Companies must apply the digital mindset to HR and workplace processes to support productivity and growth – or risk becoming obsolete. SAP SuccessFactors, a leading cloud-based HR solution, is an integrated environment encompassing all HR processes that is driven by data and analytics – and the ideal path to sustainable smart HR.

By helping to ensure employees are happy and have greater wellbeing at work, organisations can increase long-term business viability. Employees that are happy are less likely to leave, and the resultant lower attrition rates make organisations more sustainable.

This approach to building a sustainable workforce will only truly work, however, if everyone in the business is committed and open to change.
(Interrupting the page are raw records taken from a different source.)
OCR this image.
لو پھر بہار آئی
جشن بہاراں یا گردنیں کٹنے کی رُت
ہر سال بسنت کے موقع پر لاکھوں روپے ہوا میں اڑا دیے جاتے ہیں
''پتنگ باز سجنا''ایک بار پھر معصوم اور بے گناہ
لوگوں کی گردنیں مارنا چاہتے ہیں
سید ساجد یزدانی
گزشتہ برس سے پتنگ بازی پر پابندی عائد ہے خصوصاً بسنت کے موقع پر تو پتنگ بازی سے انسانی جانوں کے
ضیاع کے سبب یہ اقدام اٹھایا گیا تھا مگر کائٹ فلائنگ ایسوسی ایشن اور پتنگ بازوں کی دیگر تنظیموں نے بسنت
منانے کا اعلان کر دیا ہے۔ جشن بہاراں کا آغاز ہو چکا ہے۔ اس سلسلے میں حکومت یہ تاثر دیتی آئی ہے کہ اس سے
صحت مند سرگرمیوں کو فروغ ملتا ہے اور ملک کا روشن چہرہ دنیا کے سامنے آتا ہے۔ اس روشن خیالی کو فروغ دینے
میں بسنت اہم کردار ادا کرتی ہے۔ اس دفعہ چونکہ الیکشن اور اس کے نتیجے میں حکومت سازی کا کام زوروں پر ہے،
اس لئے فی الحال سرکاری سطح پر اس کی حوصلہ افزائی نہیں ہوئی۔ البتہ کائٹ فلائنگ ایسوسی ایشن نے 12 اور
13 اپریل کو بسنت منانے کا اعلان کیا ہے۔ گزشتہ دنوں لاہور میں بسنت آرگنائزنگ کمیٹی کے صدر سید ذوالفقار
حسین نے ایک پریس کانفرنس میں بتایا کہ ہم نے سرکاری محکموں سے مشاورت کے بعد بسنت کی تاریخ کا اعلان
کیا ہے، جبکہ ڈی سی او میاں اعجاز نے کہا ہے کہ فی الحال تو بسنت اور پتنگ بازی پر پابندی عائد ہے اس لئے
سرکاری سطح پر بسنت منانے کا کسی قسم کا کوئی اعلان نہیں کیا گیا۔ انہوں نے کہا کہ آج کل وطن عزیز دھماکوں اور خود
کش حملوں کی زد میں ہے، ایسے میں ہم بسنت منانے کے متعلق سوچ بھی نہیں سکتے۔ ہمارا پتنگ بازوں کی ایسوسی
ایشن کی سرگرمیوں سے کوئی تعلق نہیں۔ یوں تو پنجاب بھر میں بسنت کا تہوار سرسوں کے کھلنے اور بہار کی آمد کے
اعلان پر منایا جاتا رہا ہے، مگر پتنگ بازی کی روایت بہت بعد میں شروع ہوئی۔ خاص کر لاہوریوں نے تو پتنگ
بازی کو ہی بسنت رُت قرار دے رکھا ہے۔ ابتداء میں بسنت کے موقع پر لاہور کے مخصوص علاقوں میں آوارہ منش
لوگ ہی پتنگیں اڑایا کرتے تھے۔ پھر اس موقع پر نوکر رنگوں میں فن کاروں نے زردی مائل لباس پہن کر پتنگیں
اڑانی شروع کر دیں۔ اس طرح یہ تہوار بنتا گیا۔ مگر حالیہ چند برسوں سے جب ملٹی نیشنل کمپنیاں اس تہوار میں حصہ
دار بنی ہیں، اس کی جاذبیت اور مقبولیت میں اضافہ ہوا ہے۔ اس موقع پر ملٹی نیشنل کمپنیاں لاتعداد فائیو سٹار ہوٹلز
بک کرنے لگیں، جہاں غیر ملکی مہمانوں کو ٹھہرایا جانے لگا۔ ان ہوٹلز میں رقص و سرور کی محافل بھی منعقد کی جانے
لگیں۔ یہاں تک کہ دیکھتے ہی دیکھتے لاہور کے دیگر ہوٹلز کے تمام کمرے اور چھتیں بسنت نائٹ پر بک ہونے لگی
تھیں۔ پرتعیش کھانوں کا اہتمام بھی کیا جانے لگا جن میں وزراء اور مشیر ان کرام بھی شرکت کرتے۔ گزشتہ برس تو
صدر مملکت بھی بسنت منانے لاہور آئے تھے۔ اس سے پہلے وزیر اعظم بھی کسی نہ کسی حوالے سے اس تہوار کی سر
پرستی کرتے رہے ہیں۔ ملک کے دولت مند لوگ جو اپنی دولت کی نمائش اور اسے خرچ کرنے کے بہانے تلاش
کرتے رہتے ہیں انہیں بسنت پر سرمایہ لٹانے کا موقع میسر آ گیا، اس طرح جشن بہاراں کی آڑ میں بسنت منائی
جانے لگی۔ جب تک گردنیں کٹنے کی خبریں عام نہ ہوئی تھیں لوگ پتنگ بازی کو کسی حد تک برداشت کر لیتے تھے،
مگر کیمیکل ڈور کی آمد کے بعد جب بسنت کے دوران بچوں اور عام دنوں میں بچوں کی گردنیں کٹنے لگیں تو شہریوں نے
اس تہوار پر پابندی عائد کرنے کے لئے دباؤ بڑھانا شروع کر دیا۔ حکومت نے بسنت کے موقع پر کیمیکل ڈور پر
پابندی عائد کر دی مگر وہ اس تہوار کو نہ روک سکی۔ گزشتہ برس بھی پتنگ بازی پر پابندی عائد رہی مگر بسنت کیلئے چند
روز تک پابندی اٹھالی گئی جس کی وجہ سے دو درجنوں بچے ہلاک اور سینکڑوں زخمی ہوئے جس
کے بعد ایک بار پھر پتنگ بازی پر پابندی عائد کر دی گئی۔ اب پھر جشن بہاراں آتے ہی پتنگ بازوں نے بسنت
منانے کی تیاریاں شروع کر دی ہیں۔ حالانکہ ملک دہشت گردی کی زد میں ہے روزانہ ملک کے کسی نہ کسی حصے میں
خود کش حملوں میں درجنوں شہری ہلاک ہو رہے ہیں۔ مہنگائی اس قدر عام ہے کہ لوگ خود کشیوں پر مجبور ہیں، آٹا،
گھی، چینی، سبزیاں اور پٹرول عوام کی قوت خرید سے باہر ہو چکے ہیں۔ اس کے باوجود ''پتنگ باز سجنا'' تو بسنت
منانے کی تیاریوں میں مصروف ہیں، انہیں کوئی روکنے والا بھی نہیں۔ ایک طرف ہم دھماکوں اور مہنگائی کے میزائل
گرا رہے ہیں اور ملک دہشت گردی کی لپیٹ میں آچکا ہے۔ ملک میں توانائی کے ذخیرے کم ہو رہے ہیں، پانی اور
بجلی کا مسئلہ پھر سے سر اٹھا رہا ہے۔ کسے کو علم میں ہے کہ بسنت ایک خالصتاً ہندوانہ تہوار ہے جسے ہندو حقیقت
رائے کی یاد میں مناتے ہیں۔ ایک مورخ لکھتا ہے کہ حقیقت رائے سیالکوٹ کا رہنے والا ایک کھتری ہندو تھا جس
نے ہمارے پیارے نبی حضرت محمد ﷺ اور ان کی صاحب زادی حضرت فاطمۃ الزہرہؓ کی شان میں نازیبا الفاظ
There must be business-wide sponsorship to creating and maintaining a sustainable work culture – and this may involve cultural and operational change.

As we look to the future, it is likely that predictive analytics will become ever more important in maintaining a happy, sustainable workforce. As an example, an employee applies for maternity leave through the organisation’s HR system.  This employee ‘life event’ triggers the HR department to start offering communications specific to that employee, so for example, asking: have you thought about childcare vouchers? Have you thought about the return-to-work programme or our part-time working options?

In rolling out concepts such as this one, employee well-being is prioritised. Ultimately, the strength of a company lies in the health of its people, especially in the professional services industry where human capital is the company’s added value. When employee well-being isn’t up to par, the business suffers across the entire value chain, making burnout a business critical challenge, and driving down overall levels of sustainability into the bargain. But businesses that focus on a sustainable workforce and ally that with a sustainable business model and environmentally-friendly business practices are likely to be here for the long-haul.